All of us investors might identify with one of these animals or birds. Sometimes our behaviour could change from one animal to another depending on the market climate. Being aware of your own preference and orientation may help us be more rational and manage our investments better.
The bull depicts those investors who are highly optimistic about future prospects. They are willing to take risks and can be speculative. Such investors are prepared to learn from mistakes. There are also permabulls in the market – those investors who have perpetual optimism.
In a “bull market” you’d find that majority of the market participants, not just the permabulls, are optimistic and consequently the markets are rising upwards. This usually occurs when the economy is doing well, GDP is rising, and employment opportunities are high.
The origin of the usage bull for optimistic investors is disputed. Some suggest it has got to do with the fighting style of a bull – because it drives upward with its horns.
The bulls typically would have good exposure to equity markets and they might also supplement that with exposure to the debt markets.
On the other hand the bear represents that set of investors who do not have an optimistic view of the markets. They believe the market is headed for a fall. Like permabulls there are permabears in the market – they have a permanently pessimistic market outlook.
A “bear market” is the market scene when most of the market players, not just the permabears, are anticipating a market turndown. This phenomenon usually occurs when the economy is in bad shape, jobs are hard to find and a recession is looming.
The usage of the term bear is popularly assumed to come from the way a bear attacks; it swipes down with its paws. But others believe the actual origin is from the “bear skin jobbers”. The bear skin jobbers sold bear skins they did not own; that is, before the bear was caught. Later those traders who did short selling, came to be called as bears. Short selling is a technique, where traders sell shares they don’t actually own for a certain fixed price. They anticipate the market to fall and when it does they buy shares for a lower price and deliver them, making a profit in the process.

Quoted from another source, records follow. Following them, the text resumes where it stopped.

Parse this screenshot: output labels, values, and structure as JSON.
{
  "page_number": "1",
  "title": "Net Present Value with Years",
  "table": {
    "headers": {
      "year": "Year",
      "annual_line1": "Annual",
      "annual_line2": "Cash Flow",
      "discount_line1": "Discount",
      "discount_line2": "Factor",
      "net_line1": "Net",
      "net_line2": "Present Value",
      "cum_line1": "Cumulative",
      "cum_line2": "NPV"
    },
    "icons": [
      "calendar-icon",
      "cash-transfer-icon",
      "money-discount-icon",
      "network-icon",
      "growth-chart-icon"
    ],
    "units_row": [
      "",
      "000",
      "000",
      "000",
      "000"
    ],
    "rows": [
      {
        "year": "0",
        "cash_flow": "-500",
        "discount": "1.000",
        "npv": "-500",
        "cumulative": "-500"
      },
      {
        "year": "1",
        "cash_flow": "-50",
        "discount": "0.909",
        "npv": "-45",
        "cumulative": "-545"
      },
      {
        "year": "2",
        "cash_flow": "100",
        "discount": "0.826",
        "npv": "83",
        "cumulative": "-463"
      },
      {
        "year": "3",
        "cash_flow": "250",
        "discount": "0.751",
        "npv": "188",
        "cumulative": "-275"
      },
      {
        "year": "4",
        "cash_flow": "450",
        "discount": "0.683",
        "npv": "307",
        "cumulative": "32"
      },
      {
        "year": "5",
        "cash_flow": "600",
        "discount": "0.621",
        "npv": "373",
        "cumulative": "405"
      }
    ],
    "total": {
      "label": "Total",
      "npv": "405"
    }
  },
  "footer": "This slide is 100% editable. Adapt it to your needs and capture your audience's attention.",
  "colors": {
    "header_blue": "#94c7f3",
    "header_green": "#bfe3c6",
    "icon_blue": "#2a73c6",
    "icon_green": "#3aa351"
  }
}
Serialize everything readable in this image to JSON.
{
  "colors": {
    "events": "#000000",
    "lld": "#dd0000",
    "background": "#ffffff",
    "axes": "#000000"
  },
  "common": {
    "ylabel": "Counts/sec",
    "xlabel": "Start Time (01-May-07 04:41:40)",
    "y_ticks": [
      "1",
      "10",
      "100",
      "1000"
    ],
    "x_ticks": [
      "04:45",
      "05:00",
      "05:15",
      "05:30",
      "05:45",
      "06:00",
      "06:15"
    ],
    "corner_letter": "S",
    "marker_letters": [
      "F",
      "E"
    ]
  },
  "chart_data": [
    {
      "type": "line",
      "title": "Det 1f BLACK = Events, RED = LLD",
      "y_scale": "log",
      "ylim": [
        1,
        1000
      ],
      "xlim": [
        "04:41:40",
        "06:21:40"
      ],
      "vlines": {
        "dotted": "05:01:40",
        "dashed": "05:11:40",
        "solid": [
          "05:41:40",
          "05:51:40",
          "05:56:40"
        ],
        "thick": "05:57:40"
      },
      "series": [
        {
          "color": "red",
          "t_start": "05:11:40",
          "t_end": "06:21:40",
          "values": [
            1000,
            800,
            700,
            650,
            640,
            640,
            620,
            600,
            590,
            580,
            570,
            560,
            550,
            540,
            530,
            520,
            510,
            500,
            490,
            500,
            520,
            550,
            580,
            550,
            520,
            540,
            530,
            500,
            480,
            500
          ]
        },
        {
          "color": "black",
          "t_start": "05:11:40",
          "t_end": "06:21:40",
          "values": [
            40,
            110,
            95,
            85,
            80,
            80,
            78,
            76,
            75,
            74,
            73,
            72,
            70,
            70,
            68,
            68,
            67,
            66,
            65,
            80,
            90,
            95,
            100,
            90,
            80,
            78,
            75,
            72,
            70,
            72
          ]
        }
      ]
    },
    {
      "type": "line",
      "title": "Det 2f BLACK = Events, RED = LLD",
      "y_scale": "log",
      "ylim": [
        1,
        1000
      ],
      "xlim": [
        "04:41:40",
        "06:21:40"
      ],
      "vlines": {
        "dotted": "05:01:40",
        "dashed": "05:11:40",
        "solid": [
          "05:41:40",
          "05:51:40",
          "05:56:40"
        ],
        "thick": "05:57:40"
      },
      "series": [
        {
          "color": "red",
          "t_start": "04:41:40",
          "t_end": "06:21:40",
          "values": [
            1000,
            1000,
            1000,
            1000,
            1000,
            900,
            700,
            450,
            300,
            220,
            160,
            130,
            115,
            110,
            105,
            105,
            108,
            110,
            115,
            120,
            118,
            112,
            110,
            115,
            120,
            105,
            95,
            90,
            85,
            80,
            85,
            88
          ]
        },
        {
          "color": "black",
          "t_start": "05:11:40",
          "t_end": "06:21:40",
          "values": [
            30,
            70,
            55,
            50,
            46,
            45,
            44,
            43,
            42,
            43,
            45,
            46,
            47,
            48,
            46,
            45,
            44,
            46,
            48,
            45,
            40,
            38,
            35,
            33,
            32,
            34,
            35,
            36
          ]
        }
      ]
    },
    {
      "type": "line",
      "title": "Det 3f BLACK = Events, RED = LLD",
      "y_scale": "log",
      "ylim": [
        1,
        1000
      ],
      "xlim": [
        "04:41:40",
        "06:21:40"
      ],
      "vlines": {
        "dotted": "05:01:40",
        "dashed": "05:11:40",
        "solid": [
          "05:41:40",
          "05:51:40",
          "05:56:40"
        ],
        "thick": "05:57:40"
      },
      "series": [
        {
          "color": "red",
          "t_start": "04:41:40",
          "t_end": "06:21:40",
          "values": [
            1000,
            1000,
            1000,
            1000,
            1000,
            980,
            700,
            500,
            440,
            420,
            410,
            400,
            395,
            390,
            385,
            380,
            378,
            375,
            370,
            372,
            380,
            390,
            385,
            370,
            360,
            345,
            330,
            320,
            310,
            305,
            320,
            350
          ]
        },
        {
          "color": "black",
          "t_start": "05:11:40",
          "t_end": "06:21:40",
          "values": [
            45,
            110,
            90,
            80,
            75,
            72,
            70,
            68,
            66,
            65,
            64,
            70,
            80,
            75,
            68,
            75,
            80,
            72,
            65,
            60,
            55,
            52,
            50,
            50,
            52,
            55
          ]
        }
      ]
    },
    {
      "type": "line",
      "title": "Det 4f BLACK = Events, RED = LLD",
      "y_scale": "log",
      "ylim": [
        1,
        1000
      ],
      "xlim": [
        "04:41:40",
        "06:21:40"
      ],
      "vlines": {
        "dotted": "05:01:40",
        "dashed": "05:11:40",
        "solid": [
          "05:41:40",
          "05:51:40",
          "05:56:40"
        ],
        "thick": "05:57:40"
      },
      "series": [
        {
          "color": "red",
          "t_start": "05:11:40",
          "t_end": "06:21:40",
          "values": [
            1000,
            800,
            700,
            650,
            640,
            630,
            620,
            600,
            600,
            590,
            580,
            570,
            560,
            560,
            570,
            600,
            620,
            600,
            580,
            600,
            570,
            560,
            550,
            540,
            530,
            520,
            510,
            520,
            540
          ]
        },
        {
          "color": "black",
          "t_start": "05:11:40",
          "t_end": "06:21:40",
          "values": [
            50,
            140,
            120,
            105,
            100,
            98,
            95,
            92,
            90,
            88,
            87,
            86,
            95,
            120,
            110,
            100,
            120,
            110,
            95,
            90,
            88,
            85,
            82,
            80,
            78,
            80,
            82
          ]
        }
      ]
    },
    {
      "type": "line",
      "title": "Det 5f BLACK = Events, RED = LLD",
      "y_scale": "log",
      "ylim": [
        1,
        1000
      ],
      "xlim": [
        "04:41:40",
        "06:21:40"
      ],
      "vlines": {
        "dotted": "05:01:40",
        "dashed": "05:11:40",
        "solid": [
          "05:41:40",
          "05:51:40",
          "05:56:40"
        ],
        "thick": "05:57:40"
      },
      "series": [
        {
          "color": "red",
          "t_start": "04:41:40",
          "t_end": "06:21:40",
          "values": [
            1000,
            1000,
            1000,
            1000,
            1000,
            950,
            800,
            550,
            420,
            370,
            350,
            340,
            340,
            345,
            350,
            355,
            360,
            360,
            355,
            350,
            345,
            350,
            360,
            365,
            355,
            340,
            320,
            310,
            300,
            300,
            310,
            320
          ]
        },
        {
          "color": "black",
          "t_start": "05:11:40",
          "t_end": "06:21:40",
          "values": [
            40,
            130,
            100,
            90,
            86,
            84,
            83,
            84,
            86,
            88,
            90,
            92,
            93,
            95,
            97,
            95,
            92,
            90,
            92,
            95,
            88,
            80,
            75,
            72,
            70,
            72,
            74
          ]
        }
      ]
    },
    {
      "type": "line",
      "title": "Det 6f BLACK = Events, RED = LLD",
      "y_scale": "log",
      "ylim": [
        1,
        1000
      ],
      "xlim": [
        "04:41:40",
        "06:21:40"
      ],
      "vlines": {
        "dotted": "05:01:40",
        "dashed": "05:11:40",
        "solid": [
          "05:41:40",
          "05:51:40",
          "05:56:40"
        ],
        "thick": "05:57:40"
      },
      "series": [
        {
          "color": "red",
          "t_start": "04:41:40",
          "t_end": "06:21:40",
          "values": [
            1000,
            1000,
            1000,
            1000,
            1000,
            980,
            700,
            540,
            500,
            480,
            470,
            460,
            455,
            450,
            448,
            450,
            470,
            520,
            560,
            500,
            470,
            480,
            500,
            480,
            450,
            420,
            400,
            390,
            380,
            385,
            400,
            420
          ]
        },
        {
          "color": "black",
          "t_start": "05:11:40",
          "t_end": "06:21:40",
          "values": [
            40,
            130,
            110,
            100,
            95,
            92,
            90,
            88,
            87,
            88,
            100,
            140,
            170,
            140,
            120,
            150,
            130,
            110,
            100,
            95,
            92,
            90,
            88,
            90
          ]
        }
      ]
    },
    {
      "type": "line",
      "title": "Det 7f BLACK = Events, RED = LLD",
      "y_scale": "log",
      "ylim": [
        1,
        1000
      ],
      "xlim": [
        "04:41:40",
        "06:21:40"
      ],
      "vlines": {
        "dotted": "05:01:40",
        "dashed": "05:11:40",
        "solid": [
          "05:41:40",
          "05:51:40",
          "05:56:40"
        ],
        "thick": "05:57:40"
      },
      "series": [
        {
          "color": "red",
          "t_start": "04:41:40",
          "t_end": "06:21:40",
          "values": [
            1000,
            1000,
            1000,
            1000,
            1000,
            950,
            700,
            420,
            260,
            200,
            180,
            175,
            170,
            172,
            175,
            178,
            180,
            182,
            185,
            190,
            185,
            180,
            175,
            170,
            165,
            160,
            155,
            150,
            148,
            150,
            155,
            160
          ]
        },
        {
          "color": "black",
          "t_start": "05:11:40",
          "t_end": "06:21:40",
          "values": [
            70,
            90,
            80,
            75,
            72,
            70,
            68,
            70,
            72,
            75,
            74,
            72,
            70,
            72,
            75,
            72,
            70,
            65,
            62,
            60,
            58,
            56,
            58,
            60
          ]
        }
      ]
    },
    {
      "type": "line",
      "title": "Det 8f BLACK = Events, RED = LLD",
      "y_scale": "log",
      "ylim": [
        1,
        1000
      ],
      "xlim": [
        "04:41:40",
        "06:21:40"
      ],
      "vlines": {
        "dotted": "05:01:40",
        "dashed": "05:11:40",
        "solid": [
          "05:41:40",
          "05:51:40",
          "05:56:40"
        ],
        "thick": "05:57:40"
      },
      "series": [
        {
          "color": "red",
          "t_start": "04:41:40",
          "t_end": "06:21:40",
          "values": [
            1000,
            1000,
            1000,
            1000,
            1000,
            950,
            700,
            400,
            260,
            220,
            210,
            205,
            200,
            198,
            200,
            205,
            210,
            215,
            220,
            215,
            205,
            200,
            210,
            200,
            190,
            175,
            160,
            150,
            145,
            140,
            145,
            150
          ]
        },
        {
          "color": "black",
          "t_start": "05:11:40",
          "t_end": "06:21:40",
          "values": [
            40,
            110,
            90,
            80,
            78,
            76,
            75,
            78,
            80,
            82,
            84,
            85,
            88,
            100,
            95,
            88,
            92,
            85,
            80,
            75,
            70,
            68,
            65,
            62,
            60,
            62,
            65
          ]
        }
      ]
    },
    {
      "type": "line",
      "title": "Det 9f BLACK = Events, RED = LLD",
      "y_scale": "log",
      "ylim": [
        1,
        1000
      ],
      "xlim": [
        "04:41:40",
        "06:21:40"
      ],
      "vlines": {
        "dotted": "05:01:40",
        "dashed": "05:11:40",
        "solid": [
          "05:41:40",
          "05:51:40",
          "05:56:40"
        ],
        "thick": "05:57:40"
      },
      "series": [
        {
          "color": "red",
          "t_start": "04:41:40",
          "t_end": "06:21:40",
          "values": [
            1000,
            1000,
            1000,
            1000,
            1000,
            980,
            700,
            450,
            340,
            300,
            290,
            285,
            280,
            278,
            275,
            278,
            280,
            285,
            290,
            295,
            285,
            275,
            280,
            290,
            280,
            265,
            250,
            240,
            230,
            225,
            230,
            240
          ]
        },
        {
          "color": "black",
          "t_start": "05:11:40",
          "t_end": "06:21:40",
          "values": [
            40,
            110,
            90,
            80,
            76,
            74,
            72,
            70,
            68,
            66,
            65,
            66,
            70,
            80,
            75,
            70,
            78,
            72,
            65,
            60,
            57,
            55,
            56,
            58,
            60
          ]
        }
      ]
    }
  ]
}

So, those who anticipate a fall in markets are the bears.
Those investors for whom the fear of losing keeps all market related securities permanently outside their portfolio are compared to chickens. Generally chickens are ultra conservative and would rather play it safe with their savings. They’d have very less or nil exposure to equities, bond funds and would be pro FDs or such “safe” investments.
While it is important to stick to investments that let you sleep peacefully, boycotting a particular asset class is not wise or healthy.
The hogs or pigs represent those kinds of investors who are prepared to take very high risks (sometimes without even being aware of it) hoping for quick bumper gains. They are greedy and impatient. They would jump at the latest hot tip suggested by a broker or picked up from a website. Such investors do not spend time and effort in gaining the knowledge required for such investments. Needless to say the hogs get slaughtered easily.
This term is used to refer to the investors to tend to behave like ostriches when the markets are miserable. It is said an ostrich, when faced with danger, slumps to the ground faking death instead of trying to escape or retaliate. They’re said to “bury their head in the sand”. But this technique rarely fools its predator.
Sometimes investors do not take remedial action or caution when they receive warning signals about market risks. They prefer to remain status quo, or shut themselves altogether to avoid hearing any bad news. Many times equity investors can trim their losses by reducing exposure before the worst leg of a market wide fall.
Of course, this does not mean investors should take action at every signal; long term investors in diversified funds or passive index funds may be better off not touching their investments. In such cases it’d be better to bury your head in the sand and be bird-brained!
However the ostrich behaviour can cost dear for investors who have exposure to highly risky securities like individual shares or sectors funds.
Stag is the colloquial name for those stock market traders who buy shares in an IPO (initial public offer) where a company issues shares for the first time, with the intent of selling them away immediately as trading in those shares begins and grab quick, small profits. This is sometimes called stagging. Stag does not apply to common investors.
Finally the investing world also has seen the ravenous wolves – powerful individual traders who created scams that jolted the markets when they came to light. Again wolves are not common investors, they are extremely sophisticated traders.
Wolves exist not only in the investing world but in other areas of the financial world as well. There is little we can do to avoid them except hope that the regulatory systems are vigilant enough to nip them in the bud.
We may not all be permanently bullish or bearish. We may display with the ostrich behaviour at times although we are predominantly bullish. But understanding your preferences may help you mould your investment life better.
The labels used in the article are generic and are broadly used in investment circles. They are not used in a derogatory sense. Do consult an advisor for your investment related queries.